Although it seems like it is taking forever for the US clean technology industry to take off, venture investment in the market is on the rise, according to recent reports.
US venture capital investment in clean tech companies increased by 54 percent to $1.14 billion in Q1 2011 from $743.3 million in Q1 2010, despite a 13 percent decrease in deals year on year from 79 to 69, according to an Ernst & Young LLP analysis based on data from Dow Jones VentureSource.
The top 10 deals in Q1 2011 totaled $683.1 million, 60 percent of the total raised for the quarter, and two deals accounted for 18 percent of the total dollars raised.

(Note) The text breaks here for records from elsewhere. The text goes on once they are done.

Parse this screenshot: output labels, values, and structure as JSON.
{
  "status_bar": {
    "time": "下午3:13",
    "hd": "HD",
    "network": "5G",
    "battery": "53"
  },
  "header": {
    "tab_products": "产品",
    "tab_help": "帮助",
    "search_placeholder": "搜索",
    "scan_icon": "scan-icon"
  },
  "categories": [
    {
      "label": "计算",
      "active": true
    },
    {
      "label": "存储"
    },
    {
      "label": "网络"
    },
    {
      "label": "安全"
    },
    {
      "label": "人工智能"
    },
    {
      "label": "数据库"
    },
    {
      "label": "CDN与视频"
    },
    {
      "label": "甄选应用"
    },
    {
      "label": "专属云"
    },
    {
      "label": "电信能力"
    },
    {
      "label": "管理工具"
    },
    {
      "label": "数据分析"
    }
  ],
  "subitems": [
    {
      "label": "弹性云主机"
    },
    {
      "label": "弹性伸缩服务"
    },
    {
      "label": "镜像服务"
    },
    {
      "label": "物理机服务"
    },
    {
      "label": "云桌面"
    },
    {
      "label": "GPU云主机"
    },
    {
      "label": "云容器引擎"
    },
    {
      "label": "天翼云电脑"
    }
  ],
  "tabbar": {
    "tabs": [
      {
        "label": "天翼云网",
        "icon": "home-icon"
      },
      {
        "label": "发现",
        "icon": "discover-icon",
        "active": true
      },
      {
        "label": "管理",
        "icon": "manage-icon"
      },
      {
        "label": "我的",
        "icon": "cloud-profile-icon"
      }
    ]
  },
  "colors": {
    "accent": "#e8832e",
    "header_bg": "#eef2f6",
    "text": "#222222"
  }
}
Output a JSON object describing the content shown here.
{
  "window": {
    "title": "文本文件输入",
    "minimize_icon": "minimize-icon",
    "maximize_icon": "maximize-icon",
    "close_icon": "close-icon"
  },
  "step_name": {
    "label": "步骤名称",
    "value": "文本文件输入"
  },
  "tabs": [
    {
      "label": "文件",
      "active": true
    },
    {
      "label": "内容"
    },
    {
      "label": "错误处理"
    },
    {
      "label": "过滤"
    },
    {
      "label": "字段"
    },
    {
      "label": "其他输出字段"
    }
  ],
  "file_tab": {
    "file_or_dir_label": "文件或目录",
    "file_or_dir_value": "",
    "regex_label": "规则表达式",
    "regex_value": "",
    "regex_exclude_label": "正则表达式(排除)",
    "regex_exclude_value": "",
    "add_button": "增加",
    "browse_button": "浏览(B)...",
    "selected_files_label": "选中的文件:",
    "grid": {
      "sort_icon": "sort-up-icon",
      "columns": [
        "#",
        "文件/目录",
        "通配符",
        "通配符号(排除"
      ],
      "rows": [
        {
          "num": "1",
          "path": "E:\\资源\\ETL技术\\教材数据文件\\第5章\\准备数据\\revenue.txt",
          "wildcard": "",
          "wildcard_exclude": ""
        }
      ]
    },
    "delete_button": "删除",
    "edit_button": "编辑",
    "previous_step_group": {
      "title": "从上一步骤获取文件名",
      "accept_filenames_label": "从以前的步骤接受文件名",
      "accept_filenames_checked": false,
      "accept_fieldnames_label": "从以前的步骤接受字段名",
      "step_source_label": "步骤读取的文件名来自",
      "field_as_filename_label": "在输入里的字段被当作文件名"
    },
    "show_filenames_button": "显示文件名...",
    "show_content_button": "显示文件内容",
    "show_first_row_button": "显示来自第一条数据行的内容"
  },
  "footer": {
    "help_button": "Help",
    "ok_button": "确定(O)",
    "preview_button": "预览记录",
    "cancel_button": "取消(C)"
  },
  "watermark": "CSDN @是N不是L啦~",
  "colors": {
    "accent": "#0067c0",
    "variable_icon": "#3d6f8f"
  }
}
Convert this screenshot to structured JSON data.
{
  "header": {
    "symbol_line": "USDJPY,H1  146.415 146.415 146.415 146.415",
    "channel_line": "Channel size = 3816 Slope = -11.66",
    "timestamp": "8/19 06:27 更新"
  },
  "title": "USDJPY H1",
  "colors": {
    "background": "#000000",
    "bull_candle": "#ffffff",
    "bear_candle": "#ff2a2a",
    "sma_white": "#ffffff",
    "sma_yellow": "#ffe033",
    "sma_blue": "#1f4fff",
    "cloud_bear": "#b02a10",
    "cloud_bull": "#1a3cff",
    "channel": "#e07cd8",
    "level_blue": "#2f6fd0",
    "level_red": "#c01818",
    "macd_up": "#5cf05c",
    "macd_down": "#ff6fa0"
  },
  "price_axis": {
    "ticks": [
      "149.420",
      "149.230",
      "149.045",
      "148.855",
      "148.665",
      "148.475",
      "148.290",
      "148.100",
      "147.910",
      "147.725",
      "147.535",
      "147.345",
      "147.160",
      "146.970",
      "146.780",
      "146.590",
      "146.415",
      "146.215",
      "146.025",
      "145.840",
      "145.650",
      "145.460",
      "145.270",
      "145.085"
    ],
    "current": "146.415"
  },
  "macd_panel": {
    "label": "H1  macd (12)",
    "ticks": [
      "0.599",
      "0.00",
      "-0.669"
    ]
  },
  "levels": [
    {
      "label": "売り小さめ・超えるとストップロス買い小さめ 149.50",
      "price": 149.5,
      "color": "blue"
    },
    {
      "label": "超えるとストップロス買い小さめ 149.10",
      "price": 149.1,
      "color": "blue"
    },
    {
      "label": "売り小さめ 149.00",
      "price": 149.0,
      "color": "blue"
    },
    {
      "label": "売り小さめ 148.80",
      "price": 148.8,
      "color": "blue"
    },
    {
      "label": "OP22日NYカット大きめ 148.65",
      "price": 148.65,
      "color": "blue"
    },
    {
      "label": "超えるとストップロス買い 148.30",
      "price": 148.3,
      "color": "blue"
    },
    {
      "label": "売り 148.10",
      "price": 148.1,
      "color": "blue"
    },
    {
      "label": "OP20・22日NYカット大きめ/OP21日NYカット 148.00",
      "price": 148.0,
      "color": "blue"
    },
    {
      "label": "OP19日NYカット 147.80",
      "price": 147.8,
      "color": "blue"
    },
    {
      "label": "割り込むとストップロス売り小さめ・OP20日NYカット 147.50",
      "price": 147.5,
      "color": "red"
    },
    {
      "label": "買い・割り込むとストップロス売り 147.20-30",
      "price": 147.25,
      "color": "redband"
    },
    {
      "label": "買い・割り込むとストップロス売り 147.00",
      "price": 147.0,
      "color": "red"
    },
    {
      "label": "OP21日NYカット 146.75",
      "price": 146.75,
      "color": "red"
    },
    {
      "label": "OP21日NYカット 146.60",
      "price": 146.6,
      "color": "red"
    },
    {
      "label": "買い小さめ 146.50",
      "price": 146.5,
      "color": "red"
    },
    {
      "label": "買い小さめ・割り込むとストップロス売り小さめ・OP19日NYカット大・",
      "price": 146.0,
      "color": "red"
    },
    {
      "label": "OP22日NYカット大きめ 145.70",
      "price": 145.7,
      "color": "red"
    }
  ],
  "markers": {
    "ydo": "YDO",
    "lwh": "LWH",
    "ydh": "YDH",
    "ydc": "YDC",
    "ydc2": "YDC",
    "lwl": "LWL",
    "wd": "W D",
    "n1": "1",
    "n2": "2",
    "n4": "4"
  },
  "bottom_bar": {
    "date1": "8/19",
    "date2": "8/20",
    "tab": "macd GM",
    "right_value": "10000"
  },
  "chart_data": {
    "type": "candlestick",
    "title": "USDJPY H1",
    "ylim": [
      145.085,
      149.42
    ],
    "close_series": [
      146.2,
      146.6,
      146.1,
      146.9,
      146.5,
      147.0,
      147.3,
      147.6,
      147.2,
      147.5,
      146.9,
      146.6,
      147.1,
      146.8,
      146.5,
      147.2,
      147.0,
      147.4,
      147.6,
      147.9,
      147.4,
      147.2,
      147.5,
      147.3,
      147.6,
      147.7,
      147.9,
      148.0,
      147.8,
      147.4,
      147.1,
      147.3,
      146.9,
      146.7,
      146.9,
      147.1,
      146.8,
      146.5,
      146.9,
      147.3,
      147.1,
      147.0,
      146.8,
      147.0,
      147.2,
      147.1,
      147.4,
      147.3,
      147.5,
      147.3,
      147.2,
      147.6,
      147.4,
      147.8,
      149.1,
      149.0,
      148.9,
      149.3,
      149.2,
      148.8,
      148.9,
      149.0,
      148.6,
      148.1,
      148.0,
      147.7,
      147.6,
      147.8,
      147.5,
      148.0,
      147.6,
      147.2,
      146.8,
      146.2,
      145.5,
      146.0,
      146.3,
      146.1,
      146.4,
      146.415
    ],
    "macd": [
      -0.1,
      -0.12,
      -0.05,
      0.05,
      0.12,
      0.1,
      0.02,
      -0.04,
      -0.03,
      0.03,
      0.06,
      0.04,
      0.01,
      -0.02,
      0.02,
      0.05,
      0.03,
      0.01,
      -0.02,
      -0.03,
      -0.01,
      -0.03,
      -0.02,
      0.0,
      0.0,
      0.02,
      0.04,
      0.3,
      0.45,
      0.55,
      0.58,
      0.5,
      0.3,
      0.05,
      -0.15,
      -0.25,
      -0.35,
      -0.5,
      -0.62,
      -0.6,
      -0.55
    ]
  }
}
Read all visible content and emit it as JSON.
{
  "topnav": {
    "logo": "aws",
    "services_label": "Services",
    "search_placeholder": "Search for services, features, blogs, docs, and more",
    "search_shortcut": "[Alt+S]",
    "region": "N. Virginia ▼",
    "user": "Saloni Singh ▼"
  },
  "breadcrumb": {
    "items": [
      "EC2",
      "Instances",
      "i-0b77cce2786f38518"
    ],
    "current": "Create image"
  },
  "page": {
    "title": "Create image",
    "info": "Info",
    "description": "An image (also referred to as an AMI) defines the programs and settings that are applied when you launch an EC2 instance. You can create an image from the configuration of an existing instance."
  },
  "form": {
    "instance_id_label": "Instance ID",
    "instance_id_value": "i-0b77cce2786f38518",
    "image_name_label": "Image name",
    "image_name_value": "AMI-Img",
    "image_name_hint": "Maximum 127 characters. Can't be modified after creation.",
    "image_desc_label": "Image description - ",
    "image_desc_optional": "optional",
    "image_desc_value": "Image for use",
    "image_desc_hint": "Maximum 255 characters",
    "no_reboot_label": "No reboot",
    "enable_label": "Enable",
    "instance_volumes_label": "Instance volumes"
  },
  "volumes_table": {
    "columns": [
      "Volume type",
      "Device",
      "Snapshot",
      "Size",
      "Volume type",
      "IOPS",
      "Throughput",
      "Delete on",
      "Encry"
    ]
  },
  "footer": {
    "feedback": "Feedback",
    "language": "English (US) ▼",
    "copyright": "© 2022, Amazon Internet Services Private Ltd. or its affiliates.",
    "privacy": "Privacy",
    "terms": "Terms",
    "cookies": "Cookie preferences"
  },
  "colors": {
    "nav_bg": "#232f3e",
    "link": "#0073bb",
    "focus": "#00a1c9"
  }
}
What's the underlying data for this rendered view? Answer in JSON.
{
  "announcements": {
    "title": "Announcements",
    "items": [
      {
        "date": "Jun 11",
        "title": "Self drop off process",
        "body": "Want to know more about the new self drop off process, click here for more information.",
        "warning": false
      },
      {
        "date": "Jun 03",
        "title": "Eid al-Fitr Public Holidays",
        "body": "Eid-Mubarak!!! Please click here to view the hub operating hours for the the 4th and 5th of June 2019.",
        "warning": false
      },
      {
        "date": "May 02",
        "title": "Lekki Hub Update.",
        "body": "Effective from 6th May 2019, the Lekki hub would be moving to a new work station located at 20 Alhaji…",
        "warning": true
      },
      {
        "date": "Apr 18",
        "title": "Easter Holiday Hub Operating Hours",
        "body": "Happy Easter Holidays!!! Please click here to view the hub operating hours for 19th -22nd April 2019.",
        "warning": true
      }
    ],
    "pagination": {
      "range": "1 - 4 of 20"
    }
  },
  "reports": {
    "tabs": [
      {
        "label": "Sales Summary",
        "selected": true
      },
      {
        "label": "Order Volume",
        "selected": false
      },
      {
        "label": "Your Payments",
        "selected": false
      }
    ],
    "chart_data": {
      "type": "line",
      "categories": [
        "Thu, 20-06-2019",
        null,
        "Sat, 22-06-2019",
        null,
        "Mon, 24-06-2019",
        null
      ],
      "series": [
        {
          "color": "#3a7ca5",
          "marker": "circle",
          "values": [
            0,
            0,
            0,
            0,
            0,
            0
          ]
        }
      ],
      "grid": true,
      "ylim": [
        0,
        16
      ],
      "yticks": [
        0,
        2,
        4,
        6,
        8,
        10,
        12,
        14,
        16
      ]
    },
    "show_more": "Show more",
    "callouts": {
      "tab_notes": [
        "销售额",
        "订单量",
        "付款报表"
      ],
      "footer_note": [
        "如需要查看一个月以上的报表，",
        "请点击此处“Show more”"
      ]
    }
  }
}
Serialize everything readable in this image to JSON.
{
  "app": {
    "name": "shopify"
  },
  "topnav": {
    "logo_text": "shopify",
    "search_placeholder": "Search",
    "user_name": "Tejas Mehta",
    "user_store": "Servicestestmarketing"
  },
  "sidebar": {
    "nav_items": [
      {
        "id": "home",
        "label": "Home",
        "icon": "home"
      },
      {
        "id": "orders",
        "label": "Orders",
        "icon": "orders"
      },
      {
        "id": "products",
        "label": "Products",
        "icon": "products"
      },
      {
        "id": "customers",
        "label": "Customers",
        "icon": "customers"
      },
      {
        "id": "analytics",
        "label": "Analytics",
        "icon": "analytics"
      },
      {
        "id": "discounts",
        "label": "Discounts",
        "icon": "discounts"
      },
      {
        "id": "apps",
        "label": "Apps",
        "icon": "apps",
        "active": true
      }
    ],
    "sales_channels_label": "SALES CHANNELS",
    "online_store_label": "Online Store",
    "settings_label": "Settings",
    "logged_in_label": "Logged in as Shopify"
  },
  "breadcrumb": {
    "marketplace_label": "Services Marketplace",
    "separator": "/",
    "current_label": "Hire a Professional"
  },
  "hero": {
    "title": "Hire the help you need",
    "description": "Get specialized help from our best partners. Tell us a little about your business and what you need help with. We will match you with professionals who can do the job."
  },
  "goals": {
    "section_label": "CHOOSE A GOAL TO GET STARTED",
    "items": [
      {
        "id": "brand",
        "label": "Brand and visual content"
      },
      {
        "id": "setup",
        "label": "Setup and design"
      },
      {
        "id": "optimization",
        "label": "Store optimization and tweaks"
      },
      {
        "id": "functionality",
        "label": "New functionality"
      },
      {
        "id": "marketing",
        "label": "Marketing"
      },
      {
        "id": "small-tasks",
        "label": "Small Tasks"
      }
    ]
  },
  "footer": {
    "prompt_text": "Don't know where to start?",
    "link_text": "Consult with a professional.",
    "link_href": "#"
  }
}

“The US cleantech market experienced continuing momentum — both from a venture capital perspective and among the larger investment community. The second generation of solar companies and larger, later stage rounds dominated VC investor interest in Q1,” said Jay Spencer, Ernst & Young LLP's Americas Cleantech Director, in a press release.
Here are some highlights from the report:
- The Energy / Electricity Generation segment, led by strong solar investments, raised $450.3 million through 16 deals in Q1 2011. The solar sub-segment accounted for 39% of the total dollars raised for the quarter with $362.7 million, a 162% gain from Q1 2010.
- Large investments also bolstered the Energy Storage segment to be the second largest in terms of dollars in Q1 2011. The segment is up 671% year on year after raising $262.4 million through 14 deals.
- Battery companies drew in $121 million of this investment compared to $8 million in Q1 2010, a 1405% increase, while Fuel cell companies attracted $106 million in Q1 2011, a 308% increase year on year. Two deals accounted for 64% of the dollars raised in the Energy Storage segment overall, including Bloom Energy, a California provider of fuel cell-based power generators, which raised $100 million.
The report shows that investors continue to be cautious with money in this segment, favoring later-stage companies with a proven track record for sales:
- Companies generating revenue raised $596.4 million, 52% of the total dollars invested in Q1 2011, up from just 34% in the same period last year. Later stage rounds accounted for 28 deals and $721.6 million, representing 67% of the total quarterly investment compared to 57% in Q1 2010. However, first round investment also increased by 77% to $146.1 million compared to $82.7 million in Q1 2010.
There were actually two clean tech IPOs filed in early 2011 in a generally lackluster IPO market, according to Bloomberg New Energy Finance: California-based biofuel producer Solazyme Inc. filed its $100 million IPO in March 2011 and Gevo Inc., Colorado-based biofuels producer, raised $107 million through its February 2011 IPO.